9. De rechtbank is van oordeel dat voldoende aannemelijk is dat eiser niet voldeed aan de eisen die (sinds de functieverzwaring in januari 2014) aan de functie van complexbeveiliger worden gesteld. De feiten waarop het ontslag is gebaseerd kunnen de conclusie dragen dat eiser niet de eigenschappen, mentaliteit en instelling bezit die vereist zijn voor het op goede wijze vervullen van zijn functie.
10. Verweerder heeft zich naar het oordeel van de rechtbank dan ook terecht op het standpunt gesteld dat is voldaan aan de voorwaarden om ontslag verlenen als bedoeld in artikel 98, eerste lid, aanhef en onder g, van het ARAR. De rechtbank ziet geen omstandigheden op grond waarvan zou moeten worden geoordeeld dat verweerder niet in redelijkheid van deze bevoegdheid gebruik heeft kunnen maken.
11. Het beroep is ongegrond. Voor een proceskostenveroordeling bestaat geen aanleiding.

Beslissing

De rechtbank verklaart het beroep ongegrond.
Deze uitspraak is gedaan door mr. A.W.P. Letschert (voorzitter), mr. T.M. Schelfhout en mr.
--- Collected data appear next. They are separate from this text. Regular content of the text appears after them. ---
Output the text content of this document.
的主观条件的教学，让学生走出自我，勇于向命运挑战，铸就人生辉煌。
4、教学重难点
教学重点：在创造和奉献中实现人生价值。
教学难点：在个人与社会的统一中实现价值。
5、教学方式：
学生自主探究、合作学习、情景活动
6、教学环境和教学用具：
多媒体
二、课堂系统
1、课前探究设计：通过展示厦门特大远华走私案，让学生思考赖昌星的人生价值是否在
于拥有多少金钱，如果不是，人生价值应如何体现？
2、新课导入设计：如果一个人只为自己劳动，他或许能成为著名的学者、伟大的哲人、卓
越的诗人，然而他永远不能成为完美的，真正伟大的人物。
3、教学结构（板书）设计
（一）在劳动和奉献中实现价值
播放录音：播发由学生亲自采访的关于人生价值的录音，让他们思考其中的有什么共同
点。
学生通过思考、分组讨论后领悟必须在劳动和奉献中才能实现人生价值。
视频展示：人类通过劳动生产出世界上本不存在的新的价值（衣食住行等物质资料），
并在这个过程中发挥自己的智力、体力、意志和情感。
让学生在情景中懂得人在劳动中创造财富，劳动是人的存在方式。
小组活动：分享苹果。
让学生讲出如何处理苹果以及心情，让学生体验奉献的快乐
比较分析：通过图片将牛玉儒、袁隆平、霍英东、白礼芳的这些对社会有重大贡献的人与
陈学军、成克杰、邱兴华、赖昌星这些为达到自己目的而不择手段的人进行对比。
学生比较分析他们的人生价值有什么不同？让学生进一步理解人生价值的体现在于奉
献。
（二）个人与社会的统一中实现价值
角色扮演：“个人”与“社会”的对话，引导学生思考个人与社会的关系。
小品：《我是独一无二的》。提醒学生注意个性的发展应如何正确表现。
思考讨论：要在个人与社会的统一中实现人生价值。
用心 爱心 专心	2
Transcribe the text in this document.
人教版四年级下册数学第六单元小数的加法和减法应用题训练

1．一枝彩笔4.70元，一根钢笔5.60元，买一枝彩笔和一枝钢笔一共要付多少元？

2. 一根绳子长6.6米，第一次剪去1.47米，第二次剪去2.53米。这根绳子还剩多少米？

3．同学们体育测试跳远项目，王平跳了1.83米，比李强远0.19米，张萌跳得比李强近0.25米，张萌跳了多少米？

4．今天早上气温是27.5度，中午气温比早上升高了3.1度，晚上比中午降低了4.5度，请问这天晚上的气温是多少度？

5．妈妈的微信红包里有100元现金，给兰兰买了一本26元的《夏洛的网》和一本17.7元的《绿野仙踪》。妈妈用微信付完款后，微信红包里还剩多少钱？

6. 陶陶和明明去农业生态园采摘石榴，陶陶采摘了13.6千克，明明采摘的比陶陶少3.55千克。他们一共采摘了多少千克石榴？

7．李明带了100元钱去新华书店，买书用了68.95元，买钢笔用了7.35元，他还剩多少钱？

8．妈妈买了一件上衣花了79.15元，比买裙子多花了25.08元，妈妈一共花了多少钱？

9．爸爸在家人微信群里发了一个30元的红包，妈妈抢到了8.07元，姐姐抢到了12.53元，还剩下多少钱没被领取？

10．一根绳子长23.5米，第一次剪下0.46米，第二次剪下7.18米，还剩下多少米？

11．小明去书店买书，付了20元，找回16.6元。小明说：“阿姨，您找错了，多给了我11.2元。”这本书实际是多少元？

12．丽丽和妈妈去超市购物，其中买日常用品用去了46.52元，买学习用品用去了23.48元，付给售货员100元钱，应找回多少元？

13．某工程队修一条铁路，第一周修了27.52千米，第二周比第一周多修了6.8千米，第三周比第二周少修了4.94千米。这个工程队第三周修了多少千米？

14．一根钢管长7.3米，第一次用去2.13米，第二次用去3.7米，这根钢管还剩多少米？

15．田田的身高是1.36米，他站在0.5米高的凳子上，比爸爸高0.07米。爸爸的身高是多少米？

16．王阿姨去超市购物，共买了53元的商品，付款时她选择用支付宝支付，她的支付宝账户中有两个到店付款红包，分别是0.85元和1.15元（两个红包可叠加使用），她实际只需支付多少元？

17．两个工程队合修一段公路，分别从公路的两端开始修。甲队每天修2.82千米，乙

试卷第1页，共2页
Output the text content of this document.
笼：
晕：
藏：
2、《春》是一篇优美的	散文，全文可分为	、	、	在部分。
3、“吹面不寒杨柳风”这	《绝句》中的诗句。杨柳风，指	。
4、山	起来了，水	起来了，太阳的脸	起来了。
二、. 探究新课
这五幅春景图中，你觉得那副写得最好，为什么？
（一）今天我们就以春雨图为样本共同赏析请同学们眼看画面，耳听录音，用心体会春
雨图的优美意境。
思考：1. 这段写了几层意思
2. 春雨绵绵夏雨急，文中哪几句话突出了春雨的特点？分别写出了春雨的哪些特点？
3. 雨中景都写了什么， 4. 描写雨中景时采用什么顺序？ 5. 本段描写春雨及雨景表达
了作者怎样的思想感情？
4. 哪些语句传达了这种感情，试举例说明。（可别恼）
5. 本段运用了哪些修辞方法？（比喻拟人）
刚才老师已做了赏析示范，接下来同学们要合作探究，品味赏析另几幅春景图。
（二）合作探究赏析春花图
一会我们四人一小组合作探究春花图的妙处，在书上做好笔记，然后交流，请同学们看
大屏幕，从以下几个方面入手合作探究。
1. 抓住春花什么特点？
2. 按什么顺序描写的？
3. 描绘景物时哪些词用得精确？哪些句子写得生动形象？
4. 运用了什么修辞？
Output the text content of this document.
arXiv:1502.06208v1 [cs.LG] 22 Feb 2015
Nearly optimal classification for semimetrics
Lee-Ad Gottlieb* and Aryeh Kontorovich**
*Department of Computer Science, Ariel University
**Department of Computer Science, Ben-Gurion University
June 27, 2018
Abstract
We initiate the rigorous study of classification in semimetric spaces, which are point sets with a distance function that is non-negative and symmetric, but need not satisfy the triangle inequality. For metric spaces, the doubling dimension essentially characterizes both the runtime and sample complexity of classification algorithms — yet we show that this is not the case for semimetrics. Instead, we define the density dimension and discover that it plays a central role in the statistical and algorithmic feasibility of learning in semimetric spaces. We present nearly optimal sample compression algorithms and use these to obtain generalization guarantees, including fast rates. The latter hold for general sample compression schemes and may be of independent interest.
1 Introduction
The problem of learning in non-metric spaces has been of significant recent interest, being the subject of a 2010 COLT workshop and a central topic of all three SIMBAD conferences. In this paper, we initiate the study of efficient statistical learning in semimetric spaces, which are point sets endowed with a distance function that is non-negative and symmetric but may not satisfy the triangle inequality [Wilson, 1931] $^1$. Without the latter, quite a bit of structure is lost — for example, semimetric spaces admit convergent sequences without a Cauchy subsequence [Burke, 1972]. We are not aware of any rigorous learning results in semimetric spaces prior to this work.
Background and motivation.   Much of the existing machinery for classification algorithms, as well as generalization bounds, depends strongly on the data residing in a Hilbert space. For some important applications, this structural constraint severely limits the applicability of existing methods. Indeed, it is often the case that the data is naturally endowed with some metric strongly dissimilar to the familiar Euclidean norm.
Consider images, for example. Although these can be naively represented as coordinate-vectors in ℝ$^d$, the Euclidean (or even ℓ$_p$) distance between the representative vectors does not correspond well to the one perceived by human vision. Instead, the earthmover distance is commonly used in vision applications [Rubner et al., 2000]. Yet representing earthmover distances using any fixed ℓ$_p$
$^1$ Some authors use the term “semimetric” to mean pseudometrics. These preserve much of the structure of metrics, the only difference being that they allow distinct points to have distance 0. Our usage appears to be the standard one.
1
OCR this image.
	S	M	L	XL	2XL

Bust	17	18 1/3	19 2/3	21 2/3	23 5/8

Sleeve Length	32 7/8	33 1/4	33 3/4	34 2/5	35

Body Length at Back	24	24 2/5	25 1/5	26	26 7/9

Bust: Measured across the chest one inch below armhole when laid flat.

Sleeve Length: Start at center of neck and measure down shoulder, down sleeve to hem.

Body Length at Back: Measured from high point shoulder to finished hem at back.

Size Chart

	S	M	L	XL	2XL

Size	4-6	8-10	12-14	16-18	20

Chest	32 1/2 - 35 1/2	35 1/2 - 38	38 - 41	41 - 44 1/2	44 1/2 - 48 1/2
P.J. Voncken, leden, in aanwezigheid van B. van Dael, griffier
.De beslissing is in het openbaar uitgesproken op 13 juli 2016.
griffier voorzitter
Afschrift verzonden aan partijen op: 13 juli 2016

Rechtsmiddel

Tegen deze uitspraak kan binnen zes weken na de dag van verzending daarvan hoger beroep worden ingesteld bij de Centrale Raad van Beroep.